The analysis also provided important insight into other determinants of electoral volatility in advanced industrial democracies. Undoubtedly, the most interesting conclusion that can be drawn from the analyses is that factors related to the supply-side of politics far outweigh the role played by the demand-side. The “objective” composition of the electorate in terms of its social and economic cleavages was not found to play a role in predicting the level of stability. In light of the prominent role played by socio-economic segmentation in explaining electoral stability—most notably in Bartolini and Mair (1990)—the negative findings related to this dimension in this study are highly important. Segmentation of the electorate may have played a historical role linking voters to parties, but evidence of stabilizing effects for advanced industrial democracies in the post war era is entirely lacking. Since many different indicators were used to capture the socio-economic aspect of cleavages, it is highly unlikely that the non-finding is related to problems of measurement. Interestingly, while the socio-economic divides and organizations do not matter, parties clearly do. In fact, parties do most of the explaining. The number of parties, average age of the party system, and membership of political parties (as the only factor related to the “demand-side”) explain slightly more than half of the variation compared to the full model. The fact that the longevity of the party system and party membership stabilize electoral behavior lends support to the theory that political parties play a role in these countries that they may not (yet) play in new democracies, as discussed by Mainwaring and Zoco (2007).Footnote 16 Moreover, it was also found that voters use the state of the economy as a measure of party performance. Volatility goes up when the economy is sluggish, indicating that voters react to poor performance rather than good performance by voting for a different party. The clarity of responsibility of government does not appear to have any significant effect in this regard, but it is possible that the effect is hidden by coalition-targeted strategic voting. Further analysis of voter instability using cross-national survey data could provide valuable information on such effects.

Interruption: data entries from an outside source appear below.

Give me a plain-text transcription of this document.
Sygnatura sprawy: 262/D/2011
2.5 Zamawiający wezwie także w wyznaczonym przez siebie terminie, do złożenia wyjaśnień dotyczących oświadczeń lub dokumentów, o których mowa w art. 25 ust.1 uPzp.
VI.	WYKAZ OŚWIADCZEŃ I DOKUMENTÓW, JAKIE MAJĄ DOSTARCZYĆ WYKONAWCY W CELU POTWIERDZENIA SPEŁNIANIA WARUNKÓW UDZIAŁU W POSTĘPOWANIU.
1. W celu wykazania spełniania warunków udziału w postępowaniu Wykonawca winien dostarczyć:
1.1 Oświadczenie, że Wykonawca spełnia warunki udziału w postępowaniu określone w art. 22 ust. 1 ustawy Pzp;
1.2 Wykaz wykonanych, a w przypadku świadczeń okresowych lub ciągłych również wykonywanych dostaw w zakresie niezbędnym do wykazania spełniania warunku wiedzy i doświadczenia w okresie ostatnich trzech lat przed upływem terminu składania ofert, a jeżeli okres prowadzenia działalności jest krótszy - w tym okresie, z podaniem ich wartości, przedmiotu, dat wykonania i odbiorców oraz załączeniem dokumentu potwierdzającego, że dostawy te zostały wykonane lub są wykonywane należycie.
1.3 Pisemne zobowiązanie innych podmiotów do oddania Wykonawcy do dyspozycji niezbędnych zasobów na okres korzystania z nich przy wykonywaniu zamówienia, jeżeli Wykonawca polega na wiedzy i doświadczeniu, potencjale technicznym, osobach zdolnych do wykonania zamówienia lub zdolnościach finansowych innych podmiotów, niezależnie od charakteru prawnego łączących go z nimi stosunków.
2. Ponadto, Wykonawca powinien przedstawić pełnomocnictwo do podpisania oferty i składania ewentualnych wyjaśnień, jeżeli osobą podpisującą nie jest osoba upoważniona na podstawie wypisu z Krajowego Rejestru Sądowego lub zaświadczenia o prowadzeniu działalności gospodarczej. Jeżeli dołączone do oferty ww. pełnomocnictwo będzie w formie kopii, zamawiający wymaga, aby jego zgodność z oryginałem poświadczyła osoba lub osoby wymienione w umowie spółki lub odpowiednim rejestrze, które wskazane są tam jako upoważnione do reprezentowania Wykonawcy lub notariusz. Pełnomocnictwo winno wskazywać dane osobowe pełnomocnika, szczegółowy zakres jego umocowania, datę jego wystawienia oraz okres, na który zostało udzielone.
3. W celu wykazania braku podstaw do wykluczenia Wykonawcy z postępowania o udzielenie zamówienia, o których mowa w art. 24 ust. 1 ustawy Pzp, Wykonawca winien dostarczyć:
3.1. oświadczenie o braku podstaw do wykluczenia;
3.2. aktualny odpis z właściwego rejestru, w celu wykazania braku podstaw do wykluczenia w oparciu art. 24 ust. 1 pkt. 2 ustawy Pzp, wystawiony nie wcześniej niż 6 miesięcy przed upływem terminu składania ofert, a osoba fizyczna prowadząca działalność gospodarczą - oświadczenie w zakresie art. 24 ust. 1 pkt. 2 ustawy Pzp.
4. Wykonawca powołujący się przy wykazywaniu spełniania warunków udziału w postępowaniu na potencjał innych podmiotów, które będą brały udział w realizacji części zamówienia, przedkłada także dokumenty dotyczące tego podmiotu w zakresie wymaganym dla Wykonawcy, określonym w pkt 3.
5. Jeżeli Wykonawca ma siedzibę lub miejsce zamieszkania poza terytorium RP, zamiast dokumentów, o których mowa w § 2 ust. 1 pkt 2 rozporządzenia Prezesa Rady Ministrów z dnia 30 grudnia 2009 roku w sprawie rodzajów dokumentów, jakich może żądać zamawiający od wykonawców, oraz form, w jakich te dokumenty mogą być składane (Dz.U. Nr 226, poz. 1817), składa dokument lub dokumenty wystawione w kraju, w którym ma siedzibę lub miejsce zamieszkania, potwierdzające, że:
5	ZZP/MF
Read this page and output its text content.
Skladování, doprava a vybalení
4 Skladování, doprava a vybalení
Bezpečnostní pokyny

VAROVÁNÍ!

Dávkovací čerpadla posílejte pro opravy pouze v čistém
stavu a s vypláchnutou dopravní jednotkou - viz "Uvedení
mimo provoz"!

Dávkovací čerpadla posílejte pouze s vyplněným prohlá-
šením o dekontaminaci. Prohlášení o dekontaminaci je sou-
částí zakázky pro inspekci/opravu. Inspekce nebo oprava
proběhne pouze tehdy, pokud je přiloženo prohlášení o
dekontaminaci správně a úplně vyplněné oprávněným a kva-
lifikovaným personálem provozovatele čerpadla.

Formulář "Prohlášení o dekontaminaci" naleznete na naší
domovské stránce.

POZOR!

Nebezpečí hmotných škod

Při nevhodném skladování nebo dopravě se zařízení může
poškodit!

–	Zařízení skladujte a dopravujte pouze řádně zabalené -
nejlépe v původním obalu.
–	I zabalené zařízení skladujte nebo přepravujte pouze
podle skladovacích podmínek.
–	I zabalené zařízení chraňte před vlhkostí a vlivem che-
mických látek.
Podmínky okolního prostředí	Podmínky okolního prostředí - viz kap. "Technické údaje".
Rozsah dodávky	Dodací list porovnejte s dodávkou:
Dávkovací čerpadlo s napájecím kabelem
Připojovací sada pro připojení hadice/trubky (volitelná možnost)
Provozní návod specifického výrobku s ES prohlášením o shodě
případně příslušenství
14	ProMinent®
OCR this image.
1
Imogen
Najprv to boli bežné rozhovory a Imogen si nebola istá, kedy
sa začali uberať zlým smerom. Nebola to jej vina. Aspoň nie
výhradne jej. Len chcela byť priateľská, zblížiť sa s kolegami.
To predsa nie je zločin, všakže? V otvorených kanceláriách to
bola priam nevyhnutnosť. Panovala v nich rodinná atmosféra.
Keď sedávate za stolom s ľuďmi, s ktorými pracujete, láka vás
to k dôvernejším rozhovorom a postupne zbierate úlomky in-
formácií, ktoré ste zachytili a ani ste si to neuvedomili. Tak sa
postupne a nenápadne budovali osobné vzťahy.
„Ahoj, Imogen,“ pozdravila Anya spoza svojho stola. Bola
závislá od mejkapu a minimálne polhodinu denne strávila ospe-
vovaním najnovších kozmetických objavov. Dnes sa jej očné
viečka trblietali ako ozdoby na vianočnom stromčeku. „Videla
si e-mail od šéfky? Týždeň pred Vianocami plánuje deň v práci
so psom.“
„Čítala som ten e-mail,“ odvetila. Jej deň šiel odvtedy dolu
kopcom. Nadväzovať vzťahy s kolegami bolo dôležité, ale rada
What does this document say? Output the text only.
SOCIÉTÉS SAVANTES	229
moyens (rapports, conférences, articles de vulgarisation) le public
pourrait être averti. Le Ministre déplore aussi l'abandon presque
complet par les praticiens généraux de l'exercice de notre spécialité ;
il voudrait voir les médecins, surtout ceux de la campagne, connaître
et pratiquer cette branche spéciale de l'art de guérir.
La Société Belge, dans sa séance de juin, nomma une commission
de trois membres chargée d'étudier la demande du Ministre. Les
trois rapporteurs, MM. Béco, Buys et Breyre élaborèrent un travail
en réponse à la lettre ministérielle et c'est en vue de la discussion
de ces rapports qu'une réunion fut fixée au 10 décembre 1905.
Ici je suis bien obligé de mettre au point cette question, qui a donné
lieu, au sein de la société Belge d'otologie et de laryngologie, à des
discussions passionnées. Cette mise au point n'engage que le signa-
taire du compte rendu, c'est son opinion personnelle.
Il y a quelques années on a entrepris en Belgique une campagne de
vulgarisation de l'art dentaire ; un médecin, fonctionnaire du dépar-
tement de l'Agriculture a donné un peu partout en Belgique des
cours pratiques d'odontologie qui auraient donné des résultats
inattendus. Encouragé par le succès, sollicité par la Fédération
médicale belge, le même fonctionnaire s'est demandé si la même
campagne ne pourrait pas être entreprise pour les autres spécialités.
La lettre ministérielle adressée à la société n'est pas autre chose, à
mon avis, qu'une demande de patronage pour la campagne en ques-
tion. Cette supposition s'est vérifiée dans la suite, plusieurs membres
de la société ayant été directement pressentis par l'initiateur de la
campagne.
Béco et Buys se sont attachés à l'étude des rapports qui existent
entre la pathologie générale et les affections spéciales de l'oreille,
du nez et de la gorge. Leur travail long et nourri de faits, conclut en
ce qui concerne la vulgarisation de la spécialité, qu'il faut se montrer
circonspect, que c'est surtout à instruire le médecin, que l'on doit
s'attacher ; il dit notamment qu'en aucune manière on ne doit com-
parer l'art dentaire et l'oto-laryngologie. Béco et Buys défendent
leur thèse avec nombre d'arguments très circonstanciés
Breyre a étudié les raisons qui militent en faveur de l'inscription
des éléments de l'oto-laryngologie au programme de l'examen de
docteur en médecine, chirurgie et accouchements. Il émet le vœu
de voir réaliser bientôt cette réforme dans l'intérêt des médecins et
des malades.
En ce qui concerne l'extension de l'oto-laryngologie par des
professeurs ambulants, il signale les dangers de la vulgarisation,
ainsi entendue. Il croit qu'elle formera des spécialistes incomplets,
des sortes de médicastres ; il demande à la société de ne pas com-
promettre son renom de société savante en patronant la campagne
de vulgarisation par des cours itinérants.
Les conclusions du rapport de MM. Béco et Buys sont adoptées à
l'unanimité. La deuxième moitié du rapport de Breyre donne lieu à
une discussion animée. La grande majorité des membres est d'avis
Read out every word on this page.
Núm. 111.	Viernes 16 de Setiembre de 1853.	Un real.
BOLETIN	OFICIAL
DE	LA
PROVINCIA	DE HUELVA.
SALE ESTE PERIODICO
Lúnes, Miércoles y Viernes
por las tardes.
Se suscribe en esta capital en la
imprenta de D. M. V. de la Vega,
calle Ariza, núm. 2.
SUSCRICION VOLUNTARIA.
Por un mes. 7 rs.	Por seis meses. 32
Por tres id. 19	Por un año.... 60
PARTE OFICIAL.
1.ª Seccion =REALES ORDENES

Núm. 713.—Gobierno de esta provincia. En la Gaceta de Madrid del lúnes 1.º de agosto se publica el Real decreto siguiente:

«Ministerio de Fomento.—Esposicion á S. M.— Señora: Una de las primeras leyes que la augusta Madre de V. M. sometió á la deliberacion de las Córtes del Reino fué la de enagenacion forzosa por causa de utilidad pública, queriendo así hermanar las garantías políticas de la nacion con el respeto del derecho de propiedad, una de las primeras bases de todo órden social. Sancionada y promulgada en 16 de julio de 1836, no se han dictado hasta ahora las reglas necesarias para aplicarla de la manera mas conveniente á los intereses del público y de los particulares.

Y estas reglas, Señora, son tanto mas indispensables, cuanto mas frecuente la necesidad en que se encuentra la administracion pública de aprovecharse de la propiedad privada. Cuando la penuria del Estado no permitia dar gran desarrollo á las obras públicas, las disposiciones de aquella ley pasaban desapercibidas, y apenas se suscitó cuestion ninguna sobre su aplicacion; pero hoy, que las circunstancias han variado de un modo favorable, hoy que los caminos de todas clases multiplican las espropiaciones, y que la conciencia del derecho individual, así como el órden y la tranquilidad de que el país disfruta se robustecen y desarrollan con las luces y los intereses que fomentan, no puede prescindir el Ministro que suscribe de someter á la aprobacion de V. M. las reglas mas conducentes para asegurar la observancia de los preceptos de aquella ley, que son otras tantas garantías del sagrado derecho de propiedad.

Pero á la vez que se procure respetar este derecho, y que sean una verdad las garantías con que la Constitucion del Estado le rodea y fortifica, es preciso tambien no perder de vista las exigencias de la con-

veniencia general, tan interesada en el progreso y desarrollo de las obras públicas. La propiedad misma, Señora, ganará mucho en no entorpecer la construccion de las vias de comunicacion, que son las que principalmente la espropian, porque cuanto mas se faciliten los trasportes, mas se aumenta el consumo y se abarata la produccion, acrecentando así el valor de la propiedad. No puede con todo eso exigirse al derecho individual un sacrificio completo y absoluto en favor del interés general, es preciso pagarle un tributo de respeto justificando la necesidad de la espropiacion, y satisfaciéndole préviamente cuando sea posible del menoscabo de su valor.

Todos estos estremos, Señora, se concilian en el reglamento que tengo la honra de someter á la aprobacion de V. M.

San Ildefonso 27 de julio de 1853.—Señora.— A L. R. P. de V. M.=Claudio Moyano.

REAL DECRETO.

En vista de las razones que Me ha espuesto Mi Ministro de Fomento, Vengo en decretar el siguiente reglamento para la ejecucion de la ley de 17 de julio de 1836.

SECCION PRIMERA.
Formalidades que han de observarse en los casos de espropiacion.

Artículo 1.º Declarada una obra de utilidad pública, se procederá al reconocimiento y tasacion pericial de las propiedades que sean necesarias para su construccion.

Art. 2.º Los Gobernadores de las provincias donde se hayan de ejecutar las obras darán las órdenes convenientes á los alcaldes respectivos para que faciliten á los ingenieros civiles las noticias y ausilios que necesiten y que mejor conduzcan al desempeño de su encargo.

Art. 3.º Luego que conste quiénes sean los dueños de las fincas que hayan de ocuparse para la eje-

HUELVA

Finally, the analysis shed light on the role of political institutions. Previous studies have reported contradictory results with respect to the role of the electoral system. The finding that the electoral system matters to volatility but only through its effects on other variables is therefore interesting. There was no evidence of an independent effect. The prospects for influencing volatility levels through institutional engineering are not strong, however, as the effects of electoral systems are contradictory. On the one hand, higher thresholds are correlated with higher volatility through the effects on strategic incentives and possibly also party membership; on the other, it lowers volatility through its effects on the number of parties. The timing of elections, which is partly determined by electoral rules, was found to have a noticeable impact, as there is a positive relationship between the length of time between elections and volatility. It makes perfect sense that changes become more likely over time, and the results emphasize how studies of electoral change must account for this.